OPINION — There is no possible way for the members of the Iron County School District to justify, defend and perpetuate the nickname used to identify Cedar City High School.
No matter how you slice it, the nickname Redmen is offensive and a group of Cedar City residents is trying to have it changed.
They understand that it is disrespectful, insensitive, an insult to those with American Indian heritage.
Just as you wouldn’t nickname sports teams the Blackmen, the Brownmen, or the Whitemen, you shouldn’t name them the Redmen.
Particularly in a community with a history of ethnic insensitivity that ranges from town officials participating in minstrel shows to the horror of the Mountain Meadows Massacre, when the local militia disguised itself as American Indians to attack a wagon train making its way west from Arkansas and killing 120 men, women and children.
There are reasons why Southern Utah is 93 percent white.
These are just two.
And I can honestly say I understand why somebody would not wish to live in a place where they are not welcomed or at least afforded basic human dignity and respect.
There’s more to this sad story, of course, in that the school district had plans to keep most of this behind closed doors.
There is a meeting of the Cedar High Mascot Committee tonight to decide what recommendations to make regarding the name change.
There were two meetings designated for public discussion, however there were also two private meetings on the matter, which were certainly not within the spirit and intent of the state’s Open and Public Meeting Act. Protests by this news agency and the public forced the committee to make tonight’s meeting open to the public. We don’t even know who the committee members are. I guess we will find out tonight.

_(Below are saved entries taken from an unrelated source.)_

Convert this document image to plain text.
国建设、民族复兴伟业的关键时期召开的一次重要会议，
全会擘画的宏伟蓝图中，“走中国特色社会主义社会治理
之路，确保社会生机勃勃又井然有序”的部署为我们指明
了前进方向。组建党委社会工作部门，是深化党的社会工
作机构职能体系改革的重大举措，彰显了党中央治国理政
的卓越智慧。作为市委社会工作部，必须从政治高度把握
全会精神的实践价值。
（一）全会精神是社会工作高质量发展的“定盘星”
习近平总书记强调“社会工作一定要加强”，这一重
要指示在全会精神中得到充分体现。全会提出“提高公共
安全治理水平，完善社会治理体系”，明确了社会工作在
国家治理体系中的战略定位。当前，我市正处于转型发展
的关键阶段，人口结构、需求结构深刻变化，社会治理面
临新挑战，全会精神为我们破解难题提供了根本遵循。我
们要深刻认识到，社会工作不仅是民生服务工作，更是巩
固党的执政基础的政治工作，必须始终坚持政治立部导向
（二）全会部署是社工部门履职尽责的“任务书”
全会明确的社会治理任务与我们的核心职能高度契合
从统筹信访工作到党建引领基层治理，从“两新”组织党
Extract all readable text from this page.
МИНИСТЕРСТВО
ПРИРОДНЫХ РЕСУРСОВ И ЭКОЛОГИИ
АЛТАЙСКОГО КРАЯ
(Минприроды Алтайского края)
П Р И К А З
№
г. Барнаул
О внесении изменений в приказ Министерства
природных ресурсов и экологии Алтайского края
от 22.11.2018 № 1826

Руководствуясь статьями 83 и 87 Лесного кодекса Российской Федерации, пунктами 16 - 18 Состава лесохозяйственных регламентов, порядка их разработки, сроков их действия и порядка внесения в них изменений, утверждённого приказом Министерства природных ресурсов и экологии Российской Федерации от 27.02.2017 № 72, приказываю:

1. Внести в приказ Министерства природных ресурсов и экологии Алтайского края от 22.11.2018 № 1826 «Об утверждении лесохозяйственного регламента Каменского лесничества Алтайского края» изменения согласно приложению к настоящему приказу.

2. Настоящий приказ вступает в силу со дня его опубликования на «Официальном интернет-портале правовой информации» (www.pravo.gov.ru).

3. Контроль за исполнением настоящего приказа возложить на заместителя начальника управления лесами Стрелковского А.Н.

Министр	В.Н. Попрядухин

But as one of the attorneys who pressed for the open meeting said, “Public issues must be decided in a public way.”
We’re not sure exactly what was discussed during the previous meetings, although I would expect this news agency to file a request for the minutes of those meetings under the Utah Government Records Access and Management Act. It would be imperative, as the watchdog for the community and the news outlet of public record, to obtain those meeting notes and tell the voters just how much “candor” existed in those meetings. Did anybody step over the lines of decency or civility? If so, the public needs to know.
This sort of thing is actually nothing new in Cedar City where it wasn’t that terribly long ago when city council members would sometimes drop in at the mayor’s house to discuss issues out of the public’s view.
I caught them doing it.
You can pretty well get an idea that illegal meetings are taking place when there is little discussion during the city council meetings but the issues all pass with unanimous approval.
The Cedar City Council soon got it to the point of posting its appearance in the annual Christmas parade as a meeting because the mayor and, at the very least, a voting majority, would be in the same place at the same time.
While this mascot committee is not setting a budget or voting on an ordinance of any kind, it is still working on a matter of public interest and cannot duck public scrutiny. There could be a budget issue if a name change requires new signage and uniforms. More importantly, we are entitled to know who is clinging to insensitive racial attitudes.
The use of Redmen as a nickname for Cedar High isn’t something that suddenly became insensitive. It has always been an insult, it will remain an insult, a fact that those who respond to the dog whistles don’t seem to understand. It’s just that now, people are beginning to stand up a little firmer to bigotry and ignorance.
We haven’t, and probably never will, erase that sort of thing from the planet, but decency demands that we continue that fight.
This isn’t only a Cedar City thing. We’ve seen other colleges and high schools faced with the same problem. Remember the pain, anger and teeth-gnashing when Dixie State University transitioned from Rebels to Trailblazers?
We also have pro teams, from the Washington Redskins to the Cleveland Indians, that have come under fire.
Some colleges use names, like the Utah Utes and Florida Seminoles, that are sanctioned by the tribes.
And others, that one would believe to be offensive, are actually in another category, like the Chicago Blackhawks, who named their team after the 333rd Machine Gun Battalion of the 86th Infantry Division of the U.S. Army that fought during World War I and was named the Blackhawk Division after Chief Blackhawk, an American Indian leader; or Notre Dame’s Fighting Irish, named after the Irish immigrants who fought for the Union during the Civil War in what became the Irish Brigade. The brigade’s chaplain was The Rev. William Corby, C.S.C, who later was named the third president of Notre Dame.
There will be those, I am sure, who will dig in their heels and cling to the Redmen moniker, claiming it is a tie to the legacy of the area or some such nonsense.
But, quite frankly, there are other names that could be more fitting, from the Miners to the Pioneers. Either name would be perfectly accurate and acceptable as a tribute to Cedar City’s history.
But, it’s time to retire the Redmen, just as they retired the minstrel shows that the community used to think were so funny.
No bad days!
Ed Kociela is an opinion columnist for St. George News. The opinions stated in this article are his own and may not be representative of St. George News.